One of the projects I’m trying to work on this week during my vacation is an index of all the films I have in the house on laserdisc, DVD, Blu-ray and even VHS. I recently realized I’d purchased duplicates of several films I already owned, and it occurred to me that while I like the way I have my movies sorted and stored in the house, it’s not the easiest way of keeping track of things.
I’m not specifically sure how many films I have here. I know it’s well over 9,000 at this point, and maybe as high as 11,000. That is a massive library for a home resource, and honestly, it’s probably more films than I should own. I already know that I’m never ever going to rewatch everything I own, which raises the question of why I would own it. Hell, even if I stopped collecting today and started watching only the discs I have that I haven’t seen, I have a feeling I’d have several years worth of movies ahead of me.
Part of the point of building a library is the ability to throw on a film anytime. For me, the most important part of any movie collection is breadth. I want as many films in every genre from every era and every country as possible. If we’re having a conversation about Filipino exploitation films or British comedies or early Hollywood animation or whatever, I want examples on hand that I can easily pull out and play. That means that I’m often buying movies that I don’t intend to watch immediately, but that fill some hole in the collection. That drives my wife crazy because she would rather I make use of that money in some way that is of immediate benefit, while I see building a film library as a long-term project.
I was a first-generation home video kid. My children have no idea what it was like in the days before you could watch a movie in your house. As far as they’ve always known, movies are something you have in the house. I still remember sitting in a living room in Memphis watching my uncle demonstrate the first commercial VHS machine I’d ever seen, using “Jailhouse Rocks” as a demo, and that “A-HA!” realization that kicked in as I imagined the future and the ability to watch whatever I wanted whenever I wanted. I remember the jump to laserdisc and the early discussions of aspect ratio. These days, most people don’t think anything about seeing black bars on the screen, but when we first saw movies at home, no one considered doing that. My kids are never really going to understand how much pan-and-scan changed the experience of a movie, but I remember how much of a revelation it was when I saw certain films in the correct ratio for the first time, and how much it altered my idea of how to use a film frame.
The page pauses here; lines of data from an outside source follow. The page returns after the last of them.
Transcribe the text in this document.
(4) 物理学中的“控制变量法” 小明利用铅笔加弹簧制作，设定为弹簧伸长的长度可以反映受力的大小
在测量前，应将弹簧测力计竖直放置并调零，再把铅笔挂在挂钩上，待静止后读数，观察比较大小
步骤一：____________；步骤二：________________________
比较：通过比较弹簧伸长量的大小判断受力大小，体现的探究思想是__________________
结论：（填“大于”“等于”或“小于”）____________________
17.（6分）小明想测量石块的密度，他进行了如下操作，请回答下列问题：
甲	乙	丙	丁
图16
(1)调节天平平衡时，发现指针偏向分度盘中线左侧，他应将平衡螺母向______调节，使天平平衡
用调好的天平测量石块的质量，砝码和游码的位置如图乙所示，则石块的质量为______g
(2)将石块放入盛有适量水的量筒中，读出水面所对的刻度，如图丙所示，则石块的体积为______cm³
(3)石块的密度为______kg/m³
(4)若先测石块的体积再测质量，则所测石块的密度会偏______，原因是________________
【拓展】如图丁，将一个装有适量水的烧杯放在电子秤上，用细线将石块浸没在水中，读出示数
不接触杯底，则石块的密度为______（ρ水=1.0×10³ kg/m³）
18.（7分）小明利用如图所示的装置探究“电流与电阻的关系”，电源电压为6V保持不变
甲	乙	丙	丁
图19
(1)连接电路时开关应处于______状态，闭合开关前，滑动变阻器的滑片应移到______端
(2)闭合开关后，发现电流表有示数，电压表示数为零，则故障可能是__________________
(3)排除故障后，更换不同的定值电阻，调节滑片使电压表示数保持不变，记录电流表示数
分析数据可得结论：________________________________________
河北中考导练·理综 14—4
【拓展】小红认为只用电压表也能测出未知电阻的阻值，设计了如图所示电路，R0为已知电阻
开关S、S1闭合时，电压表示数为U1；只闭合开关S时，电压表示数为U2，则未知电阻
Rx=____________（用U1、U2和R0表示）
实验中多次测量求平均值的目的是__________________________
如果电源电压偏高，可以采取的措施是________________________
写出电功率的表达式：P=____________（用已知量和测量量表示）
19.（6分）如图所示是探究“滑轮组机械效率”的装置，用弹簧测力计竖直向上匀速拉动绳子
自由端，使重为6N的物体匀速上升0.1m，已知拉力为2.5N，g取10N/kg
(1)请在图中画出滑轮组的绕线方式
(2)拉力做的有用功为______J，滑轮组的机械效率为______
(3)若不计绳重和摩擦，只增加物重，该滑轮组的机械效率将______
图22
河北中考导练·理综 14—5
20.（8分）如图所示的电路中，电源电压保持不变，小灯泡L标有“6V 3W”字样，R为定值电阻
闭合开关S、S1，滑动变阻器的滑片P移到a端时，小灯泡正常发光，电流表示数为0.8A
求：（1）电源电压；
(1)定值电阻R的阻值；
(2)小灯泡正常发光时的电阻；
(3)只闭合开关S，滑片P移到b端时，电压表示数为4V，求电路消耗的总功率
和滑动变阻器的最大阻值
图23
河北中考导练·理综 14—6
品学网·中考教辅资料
I love Blu-ray as a home video standard. I don’t think it’s the ultimate perfect never-going-to-be-improved format, but it’s incredible. I also love the utility of a streaming service like Netflix or Hulu, but not the resolution at this point. I think the entire industry is trying to figure out the future right now, and there are all sorts of exciting possibilities. I love the way Warner Archive works and the way they make titles available that don’t make sense for them to throw real marketing muscle behind. Universal and Sony have both started similar projects, and I’d love to eventually be able to pay a monthly fee to have access to all of Warner’s material in high-def, or all of Universal’s, or all of Disney’s. That’s not to say I want to replace physical media, because I think there’s something undeniable about owning a piece of media. I see titles drop off of Netflix all the time because a licensing agreement came to an end, and with physical media, I don’t have to worry about that. Then again, things happen, and physical media can certainly get damaged. There is no perfect answer.
So I put the question to you: if you could create your perfect media player and library, what would it be? What do you need from your streaming/physical/Redbox/Gamefly? What’s the endgame for you as a consumer? If you could have anything, what would it be?
I look forward to reading your responses to this and all the other topics this week, and I’m thanking you in advance for participating, even if you don’t normally participate. If you guys don’t respond, this is going to be a very slow week here on the blog. I’m counting on you, and I hope that by the time I return next Monday, I’ll know a lot more about you, and that I can use your answers to help make Motion/Captured even better.